The Grenfell Tower fire now happened two and a half years ago. It was the UK’s worst residential blaze since the Second World War and is currently being investigated on a number of fronts.
Strong themes are beginning to emerge, showing that lessons must be learned from this terrible incident. Landlords and building managers have a responsibility to protect their tenants
Sir Martin Moore-Bick, leader of the public inquiry into Grenfell, has outlined the failure of multiple parties, over a period of years, to comply with, or ensure continued compliance with building regulations and related safeguarding legislation. He concludes that this played a key role in the tragedy of Grenfell.
Furthermore, he states that there was a failure to learn from similar incidents that happened before Grenfell, for example, the fire at Lakanal House in 2009.
The current parliamentary green paper on social housing, calls for landlords to provide safer, better quality social accommodation and to listen to their tenants’ views and concerns.
The Hackitt Report, published in May 2018 describes the building/social housing sector as having a ‘race to the bottom’ mentality. Whether this is due to ignorance, laziness or because the system discourages good practice is unknown but the fact is that current behaviour often puts lives at risk.

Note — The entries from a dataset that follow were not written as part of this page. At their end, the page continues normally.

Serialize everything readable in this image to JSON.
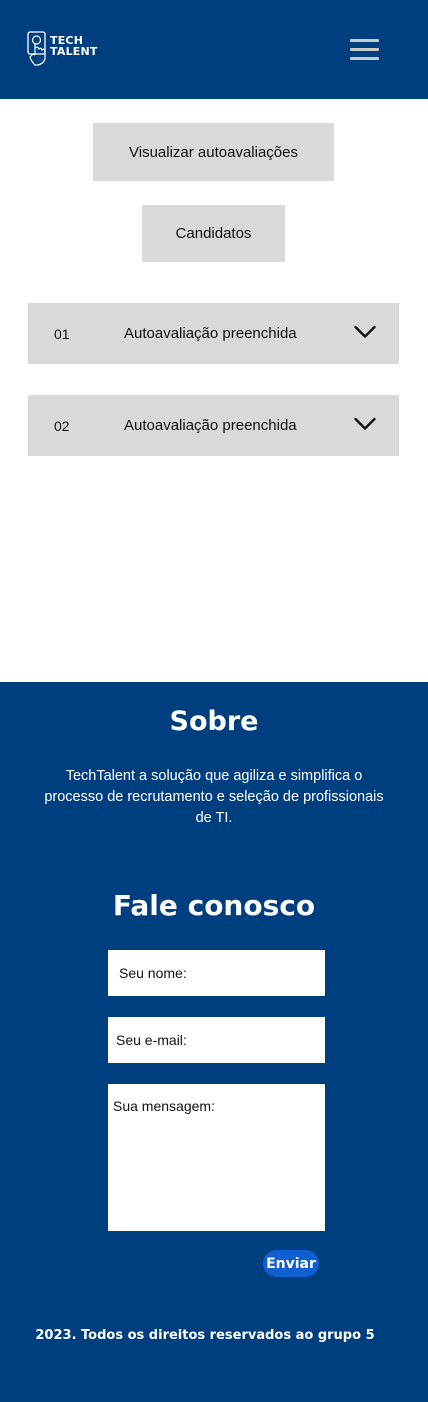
{
  "header": {
    "logo_line1": "TECH",
    "logo_line2": "TALENT",
    "menu_icon": "hamburger-menu-icon",
    "bg_color": "#003F7F"
  },
  "main": {
    "view_button_label": "Visualizar autoavaliações",
    "candidates_button_label": "Candidatos",
    "evaluations": [
      {
        "number": "01",
        "label": "Autoavaliação preenchida",
        "icon": "chevron-down-icon"
      },
      {
        "number": "02",
        "label": "Autoavaliação preenchida",
        "icon": "chevron-down-icon"
      }
    ]
  },
  "footer": {
    "about_title": "Sobre",
    "about_text": "TechTalent a solução que agiliza e simplifica o processo de recrutamento e seleção de profissionais de TI.",
    "contact_title": "Fale conosco",
    "name_placeholder": "Seu nome:",
    "email_placeholder": "Seu e-mail:",
    "message_placeholder": "Sua mensagem:",
    "send_label": "Enviar",
    "send_color": "#0F5FD0",
    "copyright": "2023. Todos os direitos reservados ao grupo 5"
  }
}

What can be done to change this?
Primarily, the Hackitt report calls for change. It focuses mostly on HMOs and high rise buildings, but in combination with the parliamentary green paper it is clear that those creating, or not alleviating risk will be held accountable across the rental sector. Landlords and housing providers must pay attention and act now.
The Hackitt report recommends a very clear model of risk ownership which will hold everyone involved in building management to account, overseen by a new Joint Competent Authority. In the post-Grenfell era, building regulations enforcement will be tougher than ever.
Rather than being based on complex rules and guidance, Hackitt calls for an outcomes-based model of accountability that will apply to responsible parties throughout the lifetime of a building, and this is a crucial point.
In an outcomes-based system, responsible authorities such as landlords and housing associations have the freedom to innovate and look beyond current systems and traditional approaches. What matters is that buildings are protected from fire and residents protected from its dangers, full stop. The approach is not prescribed.
In other words common sense must be applied. If something looks dangerous, then it is the landlord or building manager’s responsibility to fix or remove the problem regardless of whether it is specifically mentioned in any previous guidelines. If a tenant raises an issue regarding safety then it is your responsibility to investigate and deal with it.
Everyone involved in housing provision must act in response to Grenfell. And it must never, ever, be allowed to happen again.